A’ decina da Fhata Gersomina, dieci giorni di magia al Mulino
A’ decina da Fhata Gersomina, dieci giorni di magia al Mulino

A’ decina da Fhata Gersomina torna per la sua quarta edizione: dal 21 dicembre al 6 gennaio l’Antico Mulino delle Fate apre le porte a un fitto calendario di eventi tra natura, memoria, cultura e gioco, coinvolgendo famiglie, bambini e adulti

A’ decina da Fhata Gersomina è molto più di una rassegna natalizia: è un viaggio collettivo dentro un mondo incantato, dove il tempo rallenta e la memoria diventa esperienza viva. Dal 21 dicembre al 6 gennaio, l’Antico Mulino delle Fate, riconosciuto come “Fabbrica nel Paesaggio” dalla Federazione Italiana delle Associazioni e Club per l’UNESCO, torna ad animarsi con dieci giorni di appuntamenti pensati per riscoprire il legame profondo tra uomo, natura e comunità.

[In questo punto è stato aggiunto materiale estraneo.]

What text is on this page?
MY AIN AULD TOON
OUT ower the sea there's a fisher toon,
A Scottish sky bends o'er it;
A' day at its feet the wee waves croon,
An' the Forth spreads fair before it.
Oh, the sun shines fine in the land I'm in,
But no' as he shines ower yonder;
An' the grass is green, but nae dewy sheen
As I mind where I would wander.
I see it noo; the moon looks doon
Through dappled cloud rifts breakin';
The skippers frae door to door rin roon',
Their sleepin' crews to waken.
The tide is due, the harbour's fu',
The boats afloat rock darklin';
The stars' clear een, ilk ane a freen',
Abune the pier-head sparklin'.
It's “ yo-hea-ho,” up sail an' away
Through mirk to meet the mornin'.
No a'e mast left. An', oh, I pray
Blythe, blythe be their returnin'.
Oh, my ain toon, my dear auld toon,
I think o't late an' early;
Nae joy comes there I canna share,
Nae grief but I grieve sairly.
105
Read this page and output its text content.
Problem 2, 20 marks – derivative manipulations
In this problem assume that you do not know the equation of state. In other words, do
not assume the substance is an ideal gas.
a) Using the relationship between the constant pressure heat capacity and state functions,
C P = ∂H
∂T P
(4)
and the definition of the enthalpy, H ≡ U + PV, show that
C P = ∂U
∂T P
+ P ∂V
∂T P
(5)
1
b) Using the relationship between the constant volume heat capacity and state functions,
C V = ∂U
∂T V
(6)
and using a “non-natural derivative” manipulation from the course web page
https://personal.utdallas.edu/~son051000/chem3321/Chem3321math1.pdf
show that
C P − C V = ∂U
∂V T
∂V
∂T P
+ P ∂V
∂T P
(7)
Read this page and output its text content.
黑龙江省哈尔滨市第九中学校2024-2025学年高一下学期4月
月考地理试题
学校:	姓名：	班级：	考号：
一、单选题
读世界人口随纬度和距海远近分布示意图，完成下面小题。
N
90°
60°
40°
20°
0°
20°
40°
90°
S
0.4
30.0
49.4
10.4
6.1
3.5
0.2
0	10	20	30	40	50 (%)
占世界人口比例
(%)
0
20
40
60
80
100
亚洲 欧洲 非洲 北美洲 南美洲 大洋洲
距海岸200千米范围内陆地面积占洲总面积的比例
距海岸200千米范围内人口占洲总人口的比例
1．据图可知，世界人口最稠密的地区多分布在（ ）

Gli Amici dell’Antico Mulino delle Fate propongono un programma ricchissimo che intreccia visite guidate, laboratori, racconti, musica, cammini nel bosco e momenti di condivisione, sempre nel segno di una divulgazione semplice, pedagogica e gioiosa. Ogni pomeriggio, famiglie e gruppi potranno esplorare il Bosco delle Fate e il Mulino attraverso percorsi guidati su prenotazione, mentre le giornate saranno scandite da eventi capaci di parlare a tutte le età.

Tra le novità più attese spicca il progetto Digital Detox, con spazi “offline” dedicati al gioco in legno e alla relazione autentica, affiancato da iniziative di educazione ambientale come le proiezioni sulla fauna del bosco, realizzate con le fototrappole. Grande attenzione è riservata ai più piccoli, protagonisti di laboratori creativi, pittura botanica, racconti serali e delle originali Olimpiadi dei piccoli Esploratori.

La rassegna dà spazio anche alla cultura e alla musica, con concerti, presentazioni di libri, dialoghi tra territori lontani e riflessioni sui temi del Mediterraneo, dell’alimentazione e delle radici. Non mancano i momenti legati alla tradizione, come la “Lettirina a Gisù bambinu”, la Notte del Racconto dedicata a Gelsomina e l’antico rito de “A notti da Strina”, che chiuderà simbolicamente la manifestazione nella notte dell’Epifania.